Quarter 1 Year 5 Year 10 Year
US Treasury Bills (one month) 0.04% 0.10% 0.04% 0.91%
Barclays Capital US Gov’t/Credit Inter Bond 1.59% 4.33% 2.90% 4.48%
Standard & Poor’s 500 2.46% 3.99% 12.10% 7.42%
Russell 1000 Value (large cap value) 4.58% 2.86% 11.35% 6.13%
Russell 2000 (small cap) 3.79% -6.73% 8.35% 6.20%
Morgan Stanley Europe, Australia and Far East (EAFE) -1.46% -3.67% 4.84% 3.57%
Wilshire REIT 5.60% 22.82% 12.48% 6.99%

Quarterly Commentary

The US economy showed signs of regaining momentum during the second quarter. GDP had a noticeable step-up with a Fed estimate of 2.6% growth annualized. Retail sales and home sales also saw an increase in April and May. Fed comments indicated the economy’s long-term growth potential remains favorable. However, global considerations, previous quarter employment gains, weak productivity growth, and sluggish inflation have prompted the Fed to adopt a more cautious stance regarding interest rates.

The “Brexit” vote took many people by surprise. In the days leading up to the vote, investors seemed very confident in the outcome and pushed equity prices near record highs, only to be sideswiped the following day as global markets plummeted. The Dow and S&P 500 experienced their worst one-day loss since August 2015, and declined 3.39% and 3.59% respectively. This was the Dow’s eighth-largest point loss ever. However, the U.K. accounts for less than 3% of the revenue for S&P 500 companies and less than 4% of U.S. exports and imports, so the overall long-term effects on the U.S. are likely to be small.

Despite persistent volatility, domestic equities managed to post gains for the quarter. The Dow and S&P 500 partially recovered from their Brexit dip, gaining 2.53% and 2.46% respectively. REITs continued their strong performance with a positive return of 5.6%. Domestic Large Value stocks showed solid performance with the Russell 1000 Value Index posting a 4.58% gain.

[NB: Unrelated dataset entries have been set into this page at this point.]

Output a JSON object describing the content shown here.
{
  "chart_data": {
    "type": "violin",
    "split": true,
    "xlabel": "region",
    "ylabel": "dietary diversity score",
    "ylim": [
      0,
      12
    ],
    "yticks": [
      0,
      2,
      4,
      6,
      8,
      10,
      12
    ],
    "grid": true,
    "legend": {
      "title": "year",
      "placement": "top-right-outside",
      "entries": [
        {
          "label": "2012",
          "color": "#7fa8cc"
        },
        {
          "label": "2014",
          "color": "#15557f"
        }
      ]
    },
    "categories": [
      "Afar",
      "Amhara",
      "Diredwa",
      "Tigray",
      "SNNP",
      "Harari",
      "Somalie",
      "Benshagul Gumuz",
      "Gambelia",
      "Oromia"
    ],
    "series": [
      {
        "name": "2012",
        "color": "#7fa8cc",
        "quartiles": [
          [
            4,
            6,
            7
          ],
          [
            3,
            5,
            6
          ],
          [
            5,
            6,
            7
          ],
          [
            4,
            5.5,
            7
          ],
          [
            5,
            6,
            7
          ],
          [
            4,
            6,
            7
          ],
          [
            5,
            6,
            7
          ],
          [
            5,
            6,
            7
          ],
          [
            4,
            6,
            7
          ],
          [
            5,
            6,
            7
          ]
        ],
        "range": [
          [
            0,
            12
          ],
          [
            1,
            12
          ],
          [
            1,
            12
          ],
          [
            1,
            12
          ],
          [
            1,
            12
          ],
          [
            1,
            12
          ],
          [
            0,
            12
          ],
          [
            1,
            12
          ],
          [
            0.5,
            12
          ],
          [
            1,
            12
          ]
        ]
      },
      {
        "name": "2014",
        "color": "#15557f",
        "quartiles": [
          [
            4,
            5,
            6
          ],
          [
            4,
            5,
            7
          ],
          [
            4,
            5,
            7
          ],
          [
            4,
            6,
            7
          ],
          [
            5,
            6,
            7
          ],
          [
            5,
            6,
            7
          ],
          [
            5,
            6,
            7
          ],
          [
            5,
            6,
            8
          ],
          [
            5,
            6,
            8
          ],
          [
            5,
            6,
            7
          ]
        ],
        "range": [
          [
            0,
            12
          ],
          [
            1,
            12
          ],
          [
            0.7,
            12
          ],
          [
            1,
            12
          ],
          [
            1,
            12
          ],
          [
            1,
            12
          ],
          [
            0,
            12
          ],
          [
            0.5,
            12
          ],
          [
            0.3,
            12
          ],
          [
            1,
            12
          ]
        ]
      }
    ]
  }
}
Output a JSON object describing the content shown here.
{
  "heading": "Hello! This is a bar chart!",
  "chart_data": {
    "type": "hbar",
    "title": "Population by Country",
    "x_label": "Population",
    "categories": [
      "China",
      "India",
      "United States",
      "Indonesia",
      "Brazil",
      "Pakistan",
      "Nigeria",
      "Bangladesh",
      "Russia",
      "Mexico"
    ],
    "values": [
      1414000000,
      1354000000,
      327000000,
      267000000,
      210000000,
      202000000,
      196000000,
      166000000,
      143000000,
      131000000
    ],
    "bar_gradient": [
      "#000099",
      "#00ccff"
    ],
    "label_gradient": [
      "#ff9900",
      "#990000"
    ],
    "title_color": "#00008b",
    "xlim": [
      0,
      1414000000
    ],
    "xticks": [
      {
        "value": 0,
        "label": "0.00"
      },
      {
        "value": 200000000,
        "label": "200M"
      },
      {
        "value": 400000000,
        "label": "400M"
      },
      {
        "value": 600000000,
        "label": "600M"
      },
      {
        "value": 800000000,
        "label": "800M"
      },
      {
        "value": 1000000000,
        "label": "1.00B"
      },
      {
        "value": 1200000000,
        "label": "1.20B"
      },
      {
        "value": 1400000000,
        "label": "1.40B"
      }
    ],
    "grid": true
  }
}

Small Cap stocks closed out the quarter with gains of 3.79% as represented by the Russell 2000 index. The yield on the 10-year Treasury note continued its downward trend and finished the quarter at 1.51%.

Emerging markets were able to uphold last quarter’s robust performance with the MSCI Emerging Markets Index gaining 0.66%. However, other international markets represented by the EAFE index did not fare as well, posting a loss of 1.46%.

There is always something causing uncertainty in equity investing and this quarter was no exception. Trying to consistently predict these events and how markets will react is historically a losing proposition. The Brits have a famous saying that can be applied to long-term investing, “Keep calm and carry on.”

PAST PERFORMANCE IS NO GUARANTEE OF FUTURE RESULTS. Indices are not available for direct investment; therefore their performance does not reflect the expenses associated with the management of an actual portfolio. The index returns above assume reinvestment of all distributions. This information is for educational purposes only and should not be considered investment advice or an offer of any security for sale.